兩個隊正看到方浩射死了兩個人戎突人,馬背上還掛着一隻金雕,不由得衝他豎起了大拇指:“方隊正,太了得了!”
方浩笑了一笑,說道:“都是僥倖。”
帶着兩匹戰馬和戰馬上的兩具屍體迴歸大部隊,邵指揮衝他點頭說道:“方浩,你表現的非常好,回去後我會給你請功。”
“多謝指揮!”方浩抱拳說道。
人都已經回來了,自然要往回撤退。
這一次已經發現了敵情,偵查的時候又花了很長的時間,現在天色都已快黃昏,回去之時就沒有分散來巡邏,而是一起回去。
第一個,人多,在一起比較安全一點。
第二個,不用分散開來,直線前進,速度也會快一點。
當然,也還有一點豺狼當道,安問狐狸的意思,都已經發現了數千人的部落,就不用在乎沿途零落的那些戎突人了。
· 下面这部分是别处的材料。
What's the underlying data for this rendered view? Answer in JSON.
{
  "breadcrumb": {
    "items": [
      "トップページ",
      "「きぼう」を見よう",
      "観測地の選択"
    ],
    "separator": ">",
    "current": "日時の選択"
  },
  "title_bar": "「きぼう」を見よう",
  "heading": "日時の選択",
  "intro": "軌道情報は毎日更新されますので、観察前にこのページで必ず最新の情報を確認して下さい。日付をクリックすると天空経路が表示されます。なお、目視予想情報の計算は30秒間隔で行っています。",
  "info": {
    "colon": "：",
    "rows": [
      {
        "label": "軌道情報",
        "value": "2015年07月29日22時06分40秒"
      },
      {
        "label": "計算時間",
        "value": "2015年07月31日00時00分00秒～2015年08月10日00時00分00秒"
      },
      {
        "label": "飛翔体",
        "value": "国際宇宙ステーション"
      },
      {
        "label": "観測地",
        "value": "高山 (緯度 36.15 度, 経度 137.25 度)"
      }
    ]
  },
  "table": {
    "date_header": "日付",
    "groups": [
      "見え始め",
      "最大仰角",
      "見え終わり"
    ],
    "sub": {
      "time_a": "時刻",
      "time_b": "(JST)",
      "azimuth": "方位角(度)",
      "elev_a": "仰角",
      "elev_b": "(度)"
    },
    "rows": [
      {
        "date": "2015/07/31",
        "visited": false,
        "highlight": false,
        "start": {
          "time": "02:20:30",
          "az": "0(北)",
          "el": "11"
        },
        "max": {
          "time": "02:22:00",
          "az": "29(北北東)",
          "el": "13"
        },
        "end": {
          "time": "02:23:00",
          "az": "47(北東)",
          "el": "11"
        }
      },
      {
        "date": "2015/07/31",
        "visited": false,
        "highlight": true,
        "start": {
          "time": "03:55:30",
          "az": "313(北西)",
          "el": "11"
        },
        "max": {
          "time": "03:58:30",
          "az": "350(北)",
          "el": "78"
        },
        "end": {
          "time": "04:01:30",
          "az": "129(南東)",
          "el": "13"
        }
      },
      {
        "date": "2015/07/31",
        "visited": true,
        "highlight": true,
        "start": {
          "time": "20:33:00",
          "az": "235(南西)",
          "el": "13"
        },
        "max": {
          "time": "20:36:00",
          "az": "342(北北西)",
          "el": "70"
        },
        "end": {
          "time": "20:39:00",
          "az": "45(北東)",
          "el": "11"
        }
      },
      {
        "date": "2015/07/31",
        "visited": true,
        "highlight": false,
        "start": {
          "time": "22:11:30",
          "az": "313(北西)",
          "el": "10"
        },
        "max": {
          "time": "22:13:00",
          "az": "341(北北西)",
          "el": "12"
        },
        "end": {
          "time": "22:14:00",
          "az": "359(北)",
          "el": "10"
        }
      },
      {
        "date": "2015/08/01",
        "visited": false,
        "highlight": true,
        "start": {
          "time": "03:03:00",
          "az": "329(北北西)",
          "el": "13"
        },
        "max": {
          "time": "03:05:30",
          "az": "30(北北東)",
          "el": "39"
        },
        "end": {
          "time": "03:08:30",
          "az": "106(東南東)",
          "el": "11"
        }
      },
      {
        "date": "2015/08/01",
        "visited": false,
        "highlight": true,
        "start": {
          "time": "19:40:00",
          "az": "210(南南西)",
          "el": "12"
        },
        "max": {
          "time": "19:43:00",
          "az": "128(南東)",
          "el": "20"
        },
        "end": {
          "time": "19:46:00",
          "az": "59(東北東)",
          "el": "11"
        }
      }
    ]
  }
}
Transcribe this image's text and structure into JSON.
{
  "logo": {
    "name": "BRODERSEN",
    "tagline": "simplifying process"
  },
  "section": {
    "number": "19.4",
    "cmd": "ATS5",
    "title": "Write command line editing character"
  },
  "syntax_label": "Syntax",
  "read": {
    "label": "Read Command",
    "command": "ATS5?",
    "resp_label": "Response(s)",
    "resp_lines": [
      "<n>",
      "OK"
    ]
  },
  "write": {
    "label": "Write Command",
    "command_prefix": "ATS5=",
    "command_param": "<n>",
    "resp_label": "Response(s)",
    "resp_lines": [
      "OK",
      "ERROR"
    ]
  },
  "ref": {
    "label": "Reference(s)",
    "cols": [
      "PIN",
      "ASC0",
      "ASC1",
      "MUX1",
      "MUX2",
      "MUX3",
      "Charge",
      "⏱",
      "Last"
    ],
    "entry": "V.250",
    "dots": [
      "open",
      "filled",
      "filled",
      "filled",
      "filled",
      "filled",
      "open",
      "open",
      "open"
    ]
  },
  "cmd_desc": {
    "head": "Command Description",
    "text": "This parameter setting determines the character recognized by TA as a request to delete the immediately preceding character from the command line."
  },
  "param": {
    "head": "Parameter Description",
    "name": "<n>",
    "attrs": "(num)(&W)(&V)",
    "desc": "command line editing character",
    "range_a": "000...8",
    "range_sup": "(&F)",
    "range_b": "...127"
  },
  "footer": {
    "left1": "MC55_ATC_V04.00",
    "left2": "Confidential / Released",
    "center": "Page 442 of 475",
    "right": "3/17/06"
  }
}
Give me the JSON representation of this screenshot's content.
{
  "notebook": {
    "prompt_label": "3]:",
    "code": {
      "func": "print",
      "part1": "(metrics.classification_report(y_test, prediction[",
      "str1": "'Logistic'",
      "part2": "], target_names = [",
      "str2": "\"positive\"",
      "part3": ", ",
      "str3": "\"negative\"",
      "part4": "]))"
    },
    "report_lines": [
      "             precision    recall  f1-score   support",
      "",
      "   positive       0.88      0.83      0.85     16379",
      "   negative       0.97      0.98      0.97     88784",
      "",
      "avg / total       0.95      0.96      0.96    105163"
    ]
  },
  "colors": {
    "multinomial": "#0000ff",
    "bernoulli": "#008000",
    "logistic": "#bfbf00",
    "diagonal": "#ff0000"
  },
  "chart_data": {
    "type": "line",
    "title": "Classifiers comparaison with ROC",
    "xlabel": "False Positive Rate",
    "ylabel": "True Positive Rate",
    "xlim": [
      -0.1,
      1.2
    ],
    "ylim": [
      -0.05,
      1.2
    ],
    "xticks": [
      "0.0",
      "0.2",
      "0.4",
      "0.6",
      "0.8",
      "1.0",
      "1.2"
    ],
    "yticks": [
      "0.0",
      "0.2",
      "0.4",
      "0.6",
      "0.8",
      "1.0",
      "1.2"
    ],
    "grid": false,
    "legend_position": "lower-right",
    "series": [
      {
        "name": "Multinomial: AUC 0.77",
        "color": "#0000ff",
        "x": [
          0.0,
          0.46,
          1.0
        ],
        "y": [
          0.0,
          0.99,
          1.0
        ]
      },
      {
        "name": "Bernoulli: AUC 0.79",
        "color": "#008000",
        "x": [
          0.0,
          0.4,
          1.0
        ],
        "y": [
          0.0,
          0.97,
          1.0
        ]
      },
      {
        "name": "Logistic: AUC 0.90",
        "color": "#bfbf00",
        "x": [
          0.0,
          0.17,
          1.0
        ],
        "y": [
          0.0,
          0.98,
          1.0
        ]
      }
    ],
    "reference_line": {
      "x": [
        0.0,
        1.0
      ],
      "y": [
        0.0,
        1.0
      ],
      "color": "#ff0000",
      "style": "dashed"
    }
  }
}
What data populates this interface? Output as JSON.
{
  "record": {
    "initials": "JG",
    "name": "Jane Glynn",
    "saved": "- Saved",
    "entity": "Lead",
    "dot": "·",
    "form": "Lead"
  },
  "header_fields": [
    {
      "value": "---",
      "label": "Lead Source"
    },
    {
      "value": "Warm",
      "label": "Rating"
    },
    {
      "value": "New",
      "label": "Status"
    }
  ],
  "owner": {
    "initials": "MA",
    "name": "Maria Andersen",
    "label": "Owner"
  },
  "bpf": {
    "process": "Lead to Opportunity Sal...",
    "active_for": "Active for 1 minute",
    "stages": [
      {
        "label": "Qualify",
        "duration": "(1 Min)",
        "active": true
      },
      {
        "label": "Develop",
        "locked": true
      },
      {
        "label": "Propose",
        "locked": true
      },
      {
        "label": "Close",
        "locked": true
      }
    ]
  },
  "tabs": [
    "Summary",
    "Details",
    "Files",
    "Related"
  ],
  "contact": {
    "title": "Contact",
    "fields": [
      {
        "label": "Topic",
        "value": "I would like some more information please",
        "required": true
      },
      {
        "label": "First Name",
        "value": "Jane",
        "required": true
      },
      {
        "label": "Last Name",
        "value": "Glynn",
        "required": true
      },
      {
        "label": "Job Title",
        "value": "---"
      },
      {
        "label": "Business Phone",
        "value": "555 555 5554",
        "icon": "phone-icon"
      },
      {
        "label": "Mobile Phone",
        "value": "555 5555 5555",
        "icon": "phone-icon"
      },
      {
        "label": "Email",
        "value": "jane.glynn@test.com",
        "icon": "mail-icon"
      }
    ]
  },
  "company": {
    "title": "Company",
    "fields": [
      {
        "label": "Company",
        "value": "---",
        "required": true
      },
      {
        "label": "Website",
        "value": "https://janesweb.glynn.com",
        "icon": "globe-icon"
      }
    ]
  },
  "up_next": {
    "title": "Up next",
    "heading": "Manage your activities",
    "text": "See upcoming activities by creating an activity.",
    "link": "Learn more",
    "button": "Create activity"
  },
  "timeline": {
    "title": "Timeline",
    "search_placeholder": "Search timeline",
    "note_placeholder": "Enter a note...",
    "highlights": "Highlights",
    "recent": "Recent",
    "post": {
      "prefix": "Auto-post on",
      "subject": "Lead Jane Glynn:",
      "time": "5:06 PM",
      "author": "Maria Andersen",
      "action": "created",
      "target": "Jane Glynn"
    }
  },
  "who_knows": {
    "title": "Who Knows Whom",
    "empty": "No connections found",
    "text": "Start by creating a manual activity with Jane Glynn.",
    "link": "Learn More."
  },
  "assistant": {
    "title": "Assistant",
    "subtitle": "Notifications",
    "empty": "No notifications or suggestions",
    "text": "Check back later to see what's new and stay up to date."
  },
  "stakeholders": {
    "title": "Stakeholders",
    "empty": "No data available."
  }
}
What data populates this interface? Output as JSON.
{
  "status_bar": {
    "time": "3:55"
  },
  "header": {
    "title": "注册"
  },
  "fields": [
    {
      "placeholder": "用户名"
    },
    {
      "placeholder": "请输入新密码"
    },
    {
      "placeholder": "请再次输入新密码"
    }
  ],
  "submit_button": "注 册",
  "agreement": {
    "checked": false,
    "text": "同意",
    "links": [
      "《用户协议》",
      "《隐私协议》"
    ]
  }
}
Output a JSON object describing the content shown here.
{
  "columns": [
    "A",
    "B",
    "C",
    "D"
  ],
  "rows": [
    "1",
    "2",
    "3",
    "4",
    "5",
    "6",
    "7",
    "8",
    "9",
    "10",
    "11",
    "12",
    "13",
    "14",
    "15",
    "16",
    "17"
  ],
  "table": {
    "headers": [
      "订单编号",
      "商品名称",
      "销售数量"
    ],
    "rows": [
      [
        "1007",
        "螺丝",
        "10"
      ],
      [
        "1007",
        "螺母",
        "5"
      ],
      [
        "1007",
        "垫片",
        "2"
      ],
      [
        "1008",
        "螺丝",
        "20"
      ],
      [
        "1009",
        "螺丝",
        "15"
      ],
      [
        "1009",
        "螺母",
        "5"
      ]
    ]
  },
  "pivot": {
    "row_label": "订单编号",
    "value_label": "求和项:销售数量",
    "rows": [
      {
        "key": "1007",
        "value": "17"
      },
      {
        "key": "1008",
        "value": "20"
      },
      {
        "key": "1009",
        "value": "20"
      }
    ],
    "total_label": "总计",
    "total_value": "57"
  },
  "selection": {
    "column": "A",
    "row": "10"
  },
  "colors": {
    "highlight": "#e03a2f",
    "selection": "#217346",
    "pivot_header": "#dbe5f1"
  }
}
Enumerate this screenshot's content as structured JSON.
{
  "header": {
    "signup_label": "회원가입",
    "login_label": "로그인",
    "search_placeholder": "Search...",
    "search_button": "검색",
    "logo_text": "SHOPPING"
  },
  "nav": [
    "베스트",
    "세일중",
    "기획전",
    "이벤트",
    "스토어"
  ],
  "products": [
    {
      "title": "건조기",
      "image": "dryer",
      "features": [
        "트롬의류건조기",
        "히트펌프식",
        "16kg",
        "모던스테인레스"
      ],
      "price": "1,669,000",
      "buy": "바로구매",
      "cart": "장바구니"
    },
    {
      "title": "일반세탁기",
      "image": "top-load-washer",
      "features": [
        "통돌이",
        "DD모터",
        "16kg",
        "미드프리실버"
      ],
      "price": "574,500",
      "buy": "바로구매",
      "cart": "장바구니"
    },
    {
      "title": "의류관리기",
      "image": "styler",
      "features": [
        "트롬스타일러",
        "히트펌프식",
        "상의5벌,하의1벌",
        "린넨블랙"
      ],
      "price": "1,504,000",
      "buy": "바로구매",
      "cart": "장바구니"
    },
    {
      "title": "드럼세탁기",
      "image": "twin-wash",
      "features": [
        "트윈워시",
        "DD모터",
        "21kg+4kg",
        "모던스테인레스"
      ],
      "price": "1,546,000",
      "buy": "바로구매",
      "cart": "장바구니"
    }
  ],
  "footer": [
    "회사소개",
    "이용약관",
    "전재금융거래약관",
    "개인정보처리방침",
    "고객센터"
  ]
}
邵指揮和方浩並肩而行,邵指揮問他:“那邊是什麼個情況,你看真確了嗎?”
雖然從追過來的那些戎突人的武器和馬匹來看,可以確定那是一支軍隊,可是,那支軍隊究竟有多少人,也是一件非常重要的事情。
數千人,它可以是一兩千人,也可以是八九千人,裡面的差距太大了。
要是一支大幾千人的戎突軍隊,相隔也才一兩百里路,那就必須要小心提防。
“我看了一遍,還讓跟過去的另外幾個老兵也看了一遍,大家一致認爲,那就是一支軍隊。我們估算了一下,大概是五六千人的樣子。”
方浩說道。
“五六千人的軍隊……”
邵指揮皺起了眉頭,又問道:“看的真切嗎?”
“比較真切,誤差不會很大,因爲他們的帳篷裡面有沒有人,有多少人,我們不能確定。”方浩很自信的說道。
他可是用千里鏡仔細觀察的,雖然沒有一個個的數,但是按照五十個人多大一塊麪積這樣去劃分,可以有一個大概的估計。
不只是他認爲是這麼個數字,另外幾個老兵也都觀察過,得出來的數字都差不多。
五六千人的軍隊,而且帳篷裡面還不知道有沒有人,也就是說,數字只可能比這個多,不可能比這個少。
邵指揮臉色很是陰沉,有一些來者不善的感覺。